Centrifugal force and gravity are both proportional to the mass, so the mass of oil droplets in the refrigerant / oil mixture gas is higher than that of the high-temperature / high pressure refrigerant gas. In addition, the direction in which the centrifugal lift and gravity acts coincide with the direction toward the bottom of the oil separation chamber 8 to maximize oil separation performance.
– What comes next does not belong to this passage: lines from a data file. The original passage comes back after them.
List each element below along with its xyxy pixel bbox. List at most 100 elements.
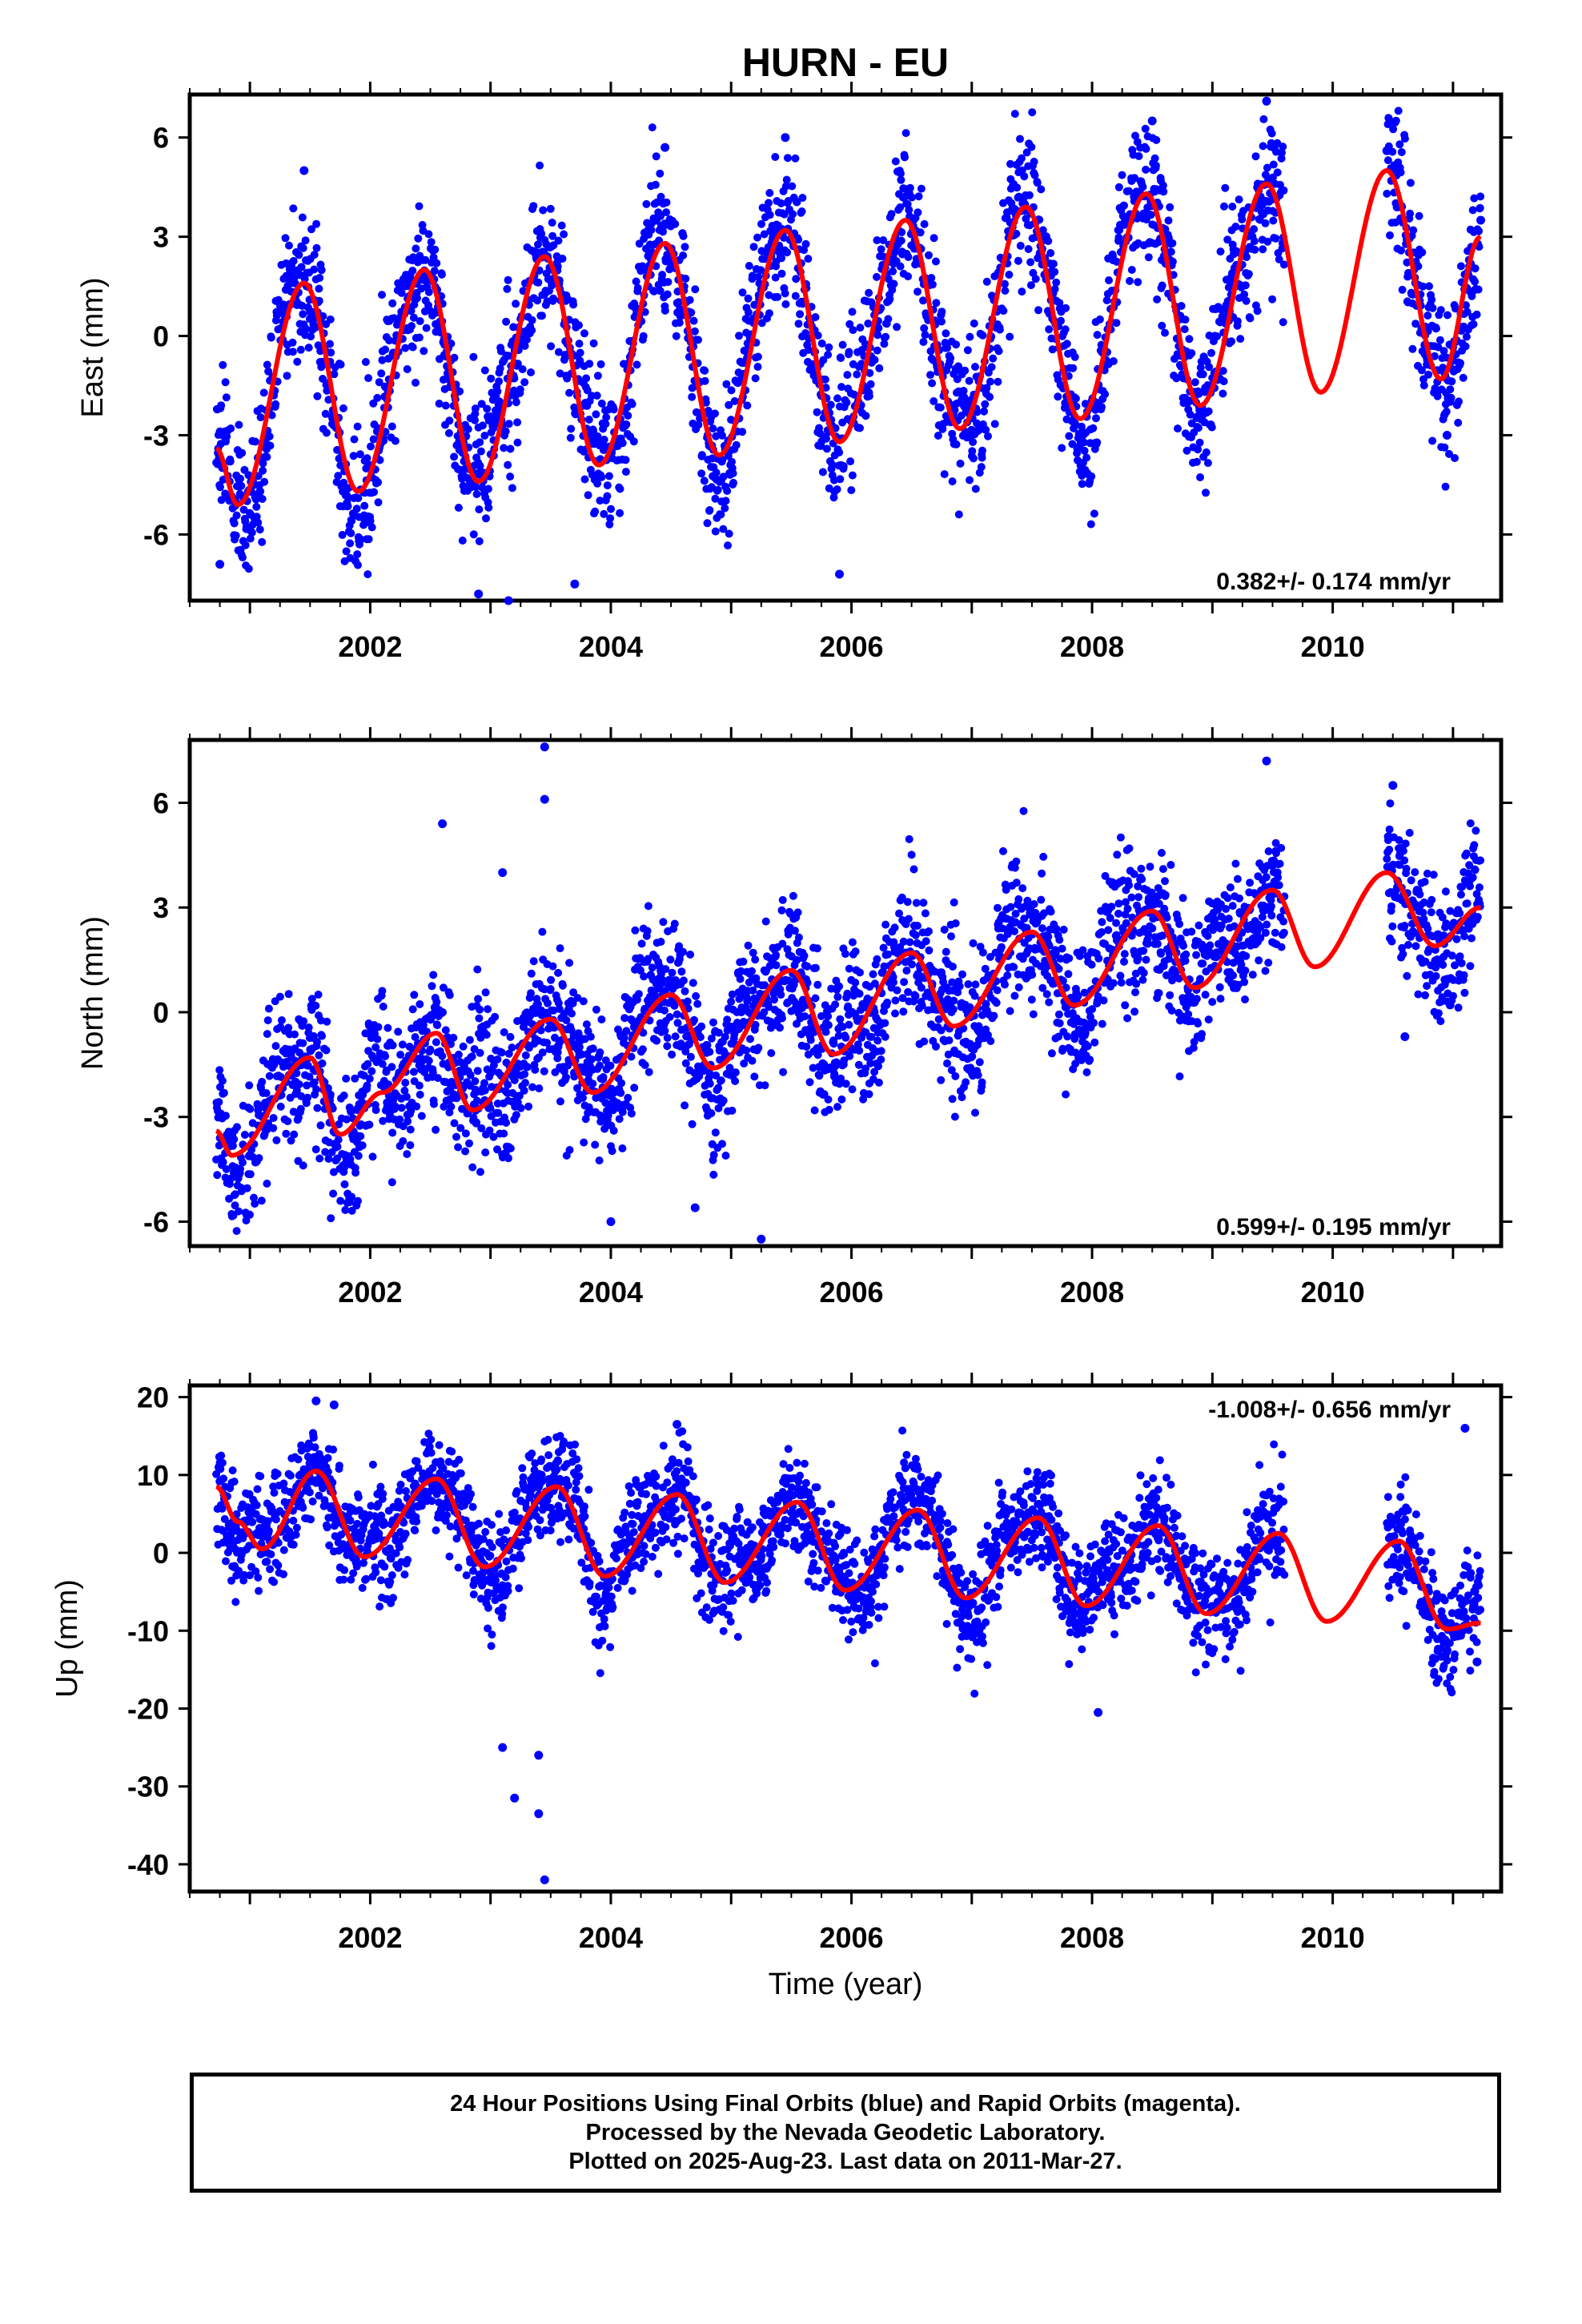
north-point: [497, 1048, 506, 1057]
east-point: [725, 529, 733, 538]
east-point: [1024, 245, 1033, 253]
east-point: [1168, 239, 1177, 247]
east-point: [885, 295, 894, 304]
east-point: [600, 436, 608, 444]
east-point: [1070, 352, 1079, 361]
east-point: [412, 378, 420, 387]
east-point: [889, 267, 897, 275]
north-point: [1121, 1001, 1130, 1010]
east-point: [875, 364, 884, 372]
north-point: [263, 1030, 271, 1039]
east-point: [1442, 408, 1451, 416]
east-point: [607, 505, 615, 513]
north-point: [1028, 971, 1037, 979]
east-point: [247, 528, 256, 537]
east-point: [836, 475, 845, 484]
east-point: [1049, 259, 1058, 268]
east-point: [251, 437, 259, 446]
east-point: [796, 310, 805, 319]
north-point: [342, 1074, 351, 1083]
east-point: [297, 263, 306, 271]
east-point: [484, 503, 493, 512]
east-point: [897, 175, 905, 184]
north-point: [890, 923, 899, 932]
east-point: [978, 453, 986, 462]
east-point: [711, 409, 719, 418]
east-point: [987, 363, 996, 372]
east-point: [576, 348, 584, 357]
east-point: [981, 400, 990, 408]
north-point: [396, 1051, 405, 1059]
east-point: [744, 308, 753, 316]
north-point: [902, 967, 911, 975]
north-point: [1104, 926, 1113, 935]
east-point: [367, 442, 375, 451]
north-point: [1083, 1042, 1092, 1051]
north-point: [686, 951, 695, 959]
east-point: [312, 243, 321, 252]
north-point: [652, 1036, 661, 1045]
east-point: [254, 518, 263, 527]
east-point: [1037, 185, 1046, 194]
north-point: [1113, 850, 1122, 859]
north-point: [500, 1129, 508, 1138]
north-point: [246, 1104, 255, 1113]
north-point: [648, 963, 656, 972]
east-point: [1220, 202, 1228, 211]
east-point: [1142, 144, 1150, 153]
north-point: [714, 1084, 723, 1092]
east-point: [728, 457, 736, 466]
east-point: [727, 386, 736, 395]
east-point: [848, 471, 857, 480]
north-point: [504, 1080, 512, 1089]
east-point: [1089, 424, 1098, 432]
north-point: [439, 1008, 448, 1017]
north-point: [1012, 857, 1021, 866]
north-point: [994, 903, 1002, 912]
north-point: [1090, 1038, 1099, 1047]
east-point: [424, 287, 433, 296]
east-point: [913, 208, 922, 217]
east-point: [441, 401, 450, 410]
east-point: [901, 153, 909, 162]
east-point: [251, 495, 260, 504]
east-point: [658, 271, 667, 279]
north-point: [721, 1152, 730, 1160]
east-point: [1141, 124, 1150, 133]
north-point: [767, 1049, 776, 1057]
north-point: [661, 1027, 669, 1035]
north-point: [707, 1109, 716, 1118]
north-point: [968, 1052, 977, 1061]
north-point: [277, 1016, 286, 1024]
north-point: [429, 971, 438, 979]
east-point: [471, 404, 480, 413]
east-point: [1114, 183, 1123, 191]
east-point: [835, 448, 844, 456]
east-point: [364, 374, 373, 383]
east-point: [1242, 296, 1251, 305]
east-point: [476, 447, 485, 456]
east-point: [361, 358, 370, 366]
east-point: [792, 275, 801, 283]
north-point: [481, 1148, 490, 1157]
east-point: [1436, 306, 1445, 315]
north-point: [461, 1147, 470, 1156]
north-point: [790, 927, 799, 935]
east-point: [781, 182, 790, 191]
east-point: [1273, 168, 1282, 177]
north-point: [245, 1081, 254, 1090]
east-point: [478, 421, 487, 430]
east-point: [891, 157, 900, 166]
north-point: [750, 1072, 759, 1081]
east-point: [804, 255, 813, 263]
east-point: [299, 166, 309, 175]
east-point: [520, 378, 529, 387]
north-point: [272, 1136, 281, 1144]
east-point: [1440, 443, 1449, 452]
east-point: [604, 472, 613, 480]
east-point: [694, 336, 702, 344]
north-point: [673, 1019, 682, 1027]
east-point: [513, 418, 522, 427]
east-point: [1406, 209, 1415, 218]
north-point: [1094, 954, 1103, 963]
According to the above principle, the oil separated from the refrigerant / oil mixture gas is collected in the lower portion of the oil separation chamber 8 and then flows to the suction side of the compressor 1 through the oil outlet 10a. At this time, the oil collected in the bottom surface of the oil separation chamber 8 contains impurities generated during the operation of the air conditioner, that is, fine particles generated by mechanical friction and corrosion of the refrigerant line as the driving shaft of the compressor 1 rotates, circulating together with the refrigerant. The present invention is introduced into the oil, but the present invention is filtered by the finely woven filter 12 fastened to the end of the oil outlet 10a so that impurities are not introduced into the compressor 1.

Thereafter, the oil is continuously mixed with the refrigerant introduced by circulating the refrigerant circuit and reduced to the suction side of the compressor 1.

As described above, the present invention can manufacture an oil separator having a relatively simple structure, and can further improve oil separation performance by installing the separation network in a spiral shape.

Claims (1)

A main body having a tubular oil separation chamber having upper and lower openings and upper and lower circumferential surfaces facing the inlet and outlet holes; An upper cap for sealing an upper opening of the main body; A lower cap sealing the lower opening of the main body and having an oil outlet through the thickness in the center thereof; A predetermined length protrudes downward from the center of the bottom surface of the upper cap to the inside of the oil separation chamber, and both sides of the width direction are in contact with the inner circumferential surface of the oil separation chamber so that the refrigerant and oil mixed gas introduced through the inlet hole have a U-shaped flow path. baffler; And And a separation net that is spirally wound between the inlet hole and the baffle formed in the oil separation chamber to separate the oil from the refrigerant and the oil mixture gas.